Still think about you.
Her throat tightened. She stared at the words until they hurt, until the letters seemed to fade into the light bleeding from the screen. Then she locked the phone and sat it face down on the rug.
Her pencil moved before she could think about it– fast, uneven lines across the page, something messy and dark. The sound of graphite on paper was sharp against the quiet. She stopped, staring at what she’d made– not a drawing, not really. Just noise.
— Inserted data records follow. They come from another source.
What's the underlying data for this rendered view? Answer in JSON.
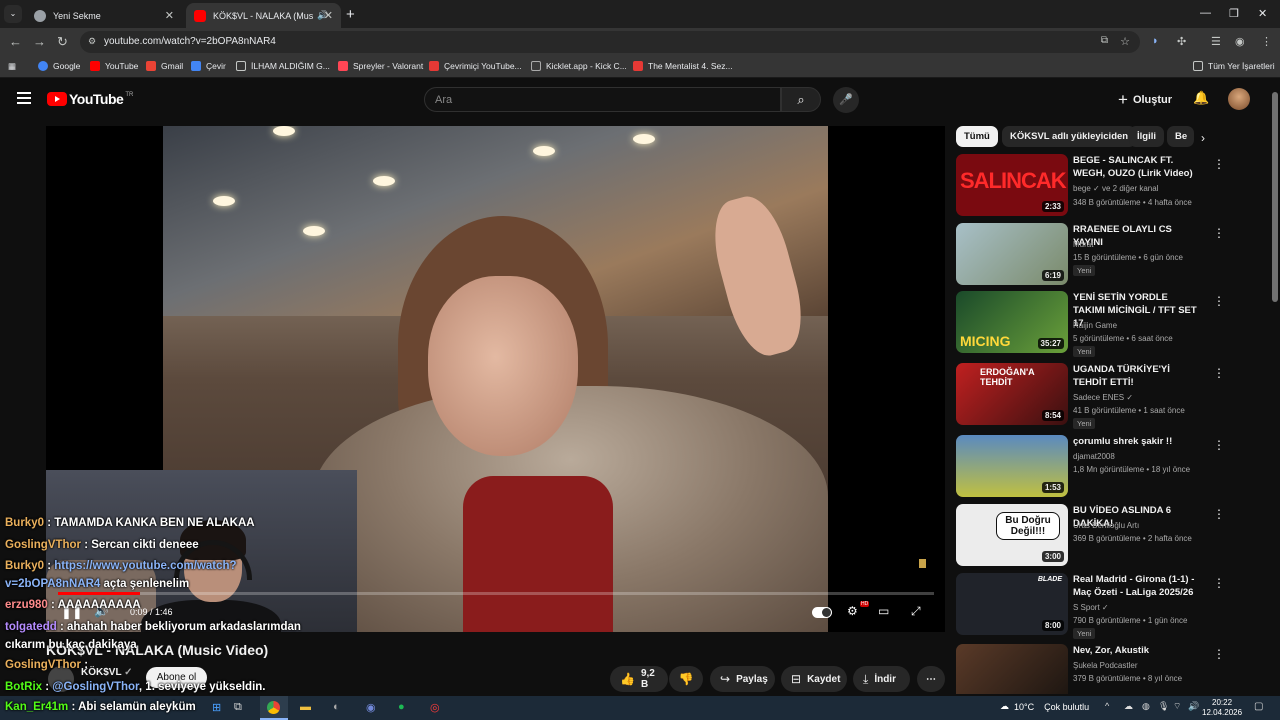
{
  "browser": {
    "tabs": [
      {
        "title": "Yeni Sekme",
        "active": false
      },
      {
        "title": "KÖK$VL - NALAKA (Music V",
        "active": true
      }
    ],
    "new_tab": "+",
    "url": "youtube.com/watch?v=2bOPA8nNAR4",
    "bookmarks": [
      {
        "label": "Google",
        "icon": "google-icon",
        "color": "#4285f4"
      },
      {
        "label": "YouTube",
        "icon": "youtube-icon",
        "color": "#ff0000"
      },
      {
        "label": "Gmail",
        "icon": "gmail-icon",
        "color": "#ea4335"
      },
      {
        "label": "Çevir",
        "icon": "translate-icon",
        "color": "#4285f4"
      },
      {
        "label": "İLHAM ALDIĞIM G...",
        "icon": "folder-icon",
        "color": "#c4c7c5"
      },
      {
        "label": "Spreyler - Valorant",
        "icon": "valorant-icon",
        "color": "#ff4655"
      },
      {
        "label": "Çevrimiçi YouTube...",
        "icon": "converter-icon",
        "color": "#e53935"
      },
      {
        "label": "Kicklet.app - Kick C...",
        "icon": "kicklet-icon",
        "color": "#53fc18"
      },
      {
        "label": "The Mentalist 4. Sez...",
        "icon": "mentalist-icon",
        "color": "#e53935"
      }
    ],
    "all_bookmarks": "Tüm Yer İşaretleri"
  },
  "youtube": {
    "logo": "YouTube",
    "logo_country": "TR",
    "search_placeholder": "Ara",
    "create_label": "Oluştur"
  },
  "player": {
    "progress": 0.094,
    "time": "0:09 / 1:46",
    "hd_badge": "HD"
  },
  "chat": [
    {
      "user": "Burky0",
      "text": " : TAMAMDA KANKA BEN NE ALAKAA"
    },
    {
      "user": "GoslingVThor",
      "text": " : Sercan cikti deneee"
    },
    {
      "user": "Burky0",
      "text": " : ",
      "link": "https://www.youtube.com/watch?"
    },
    {
      "user": "",
      "text": " açta şenlenelim",
      "link": "v=2bOPA8nNAR4"
    },
    {
      "user": "erzu980",
      "text": " : AAAAAAAAAA"
    },
    {
      "user": "tolgatedd",
      "text": " : ahahah haber bekliyorum arkadaslarımdan"
    },
    {
      "user": "",
      "text": "cıkarım bu kaç dakikaya"
    },
    {
      "user": "GoslingVThor",
      "text": " :"
    },
    {
      "user": "BotRix",
      "text": " : ",
      "link": "@GoslingVThor",
      "tail": ", 1. seviyeye yükseldin."
    },
    {
      "user": "Kan_Er41m",
      "text": " : Abi selamün aleyküm"
    }
  ],
  "video": {
    "title": "KÖK$VL - NALAKA (Music Video)",
    "channel": "KÖK$VL",
    "subscribe": "Abone ol",
    "likes": "9,2 B",
    "share": "Paylaş",
    "save": "Kaydet",
    "download": "İndir"
  },
  "chips": [
    "Tümü",
    "KÖKSVL adlı yükleyiciden",
    "İlgili",
    "Be"
  ],
  "recommendations": [
    {
      "title": "BEGE - SALINCAK FT. WEGH, OUZO (Lirik Video)",
      "channel": "bege",
      "channel_extra": "ve 2 diğer kanal",
      "meta": "348 B görüntüleme • 4 hafta önce",
      "duration": "2:33",
      "new": "",
      "thumb": "#7a0a10",
      "thumb_text": "SALINCAK"
    },
    {
      "title": "RRAENEE OLAYLI CS YAYINI",
      "channel": "Murat",
      "channel_extra": "",
      "meta": "15 B görüntüleme • 6 gün önce",
      "duration": "6:19",
      "new": "Yeni",
      "thumb": "#8aa0a8",
      "thumb_text": ""
    },
    {
      "title": "YENİ SETİN YORDLE TAKIMI MİCİNGİL / TFT SET 17",
      "channel": "Raijin Game",
      "channel_extra": "",
      "meta": "5 görüntüleme • 6 saat önce",
      "duration": "35:27",
      "new": "Yeni",
      "thumb": "#2a5a2a",
      "thumb_text": "MICING"
    },
    {
      "title": "UGANDA TÜRKİYE'Yİ TEHDİT ETTİ!",
      "channel": "Sadece ENES",
      "channel_extra": "",
      "meta": "41 B görüntüleme • 1 saat önce",
      "duration": "8:54",
      "new": "Yeni",
      "thumb": "#7a1a1a",
      "thumb_text": "ERDOĞAN'A TEHDİT"
    },
    {
      "title": "çorumlu shrek şakir !!",
      "channel": "djamat2008",
      "channel_extra": "",
      "meta": "1,8 Mn görüntüleme • 18 yıl önce",
      "duration": "1:53",
      "new": "",
      "thumb": "#4a7ab0",
      "thumb_text": ""
    },
    {
      "title": "BU VİDEO ASLINDA 6 DAKİKA!",
      "channel": "Uras Benlioğlu Artı",
      "channel_extra": "",
      "meta": "369 B görüntüleme • 2 hafta önce",
      "duration": "3:00",
      "new": "",
      "thumb": "#e8e8e8",
      "thumb_text": "Bu Doğru Değil!!!"
    },
    {
      "title": "Real Madrid - Girona (1-1) - Maç Özeti - LaLiga 2025/26",
      "channel": "S Sport",
      "channel_extra": "",
      "meta": "790 B görüntüleme • 1 gün önce",
      "duration": "8:00",
      "new": "Yeni",
      "thumb": "#20232a",
      "thumb_text": "BLADE"
    },
    {
      "title": "Nev, Zor, Akustik",
      "channel": "Şukela Podcastler",
      "channel_extra": "",
      "meta": "379 B görüntüleme • 8 yıl önce",
      "duration": "",
      "new": "",
      "thumb": "#3a2a20",
      "thumb_text": ""
    }
  ],
  "taskbar": {
    "weather_temp": "10°C",
    "weather_text": "Çok bulutlu",
    "time": "20:22",
    "date": "12.04.2026"
  }
}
For a moment, she wished the walls between them weren't there. That she could just… say something. Anything. But she didn't even know what she would say. She set the pencil down, wiped her eyes with the heel of her hand, and pulled her knees to her chest. The air smelled faintly of rain through the cracked window, cool against her skin. The light flickered across the page before she turned it off, letting the room dissolve into darkness.
Night had settled over the apartment– quiet, but tense. The city murmured beyond the glass, a sympathetic reminder that life went on elsewhere. Inside, the air held still, the kind of silence that lingered between two people who hadn’t said enough, but had already said too much.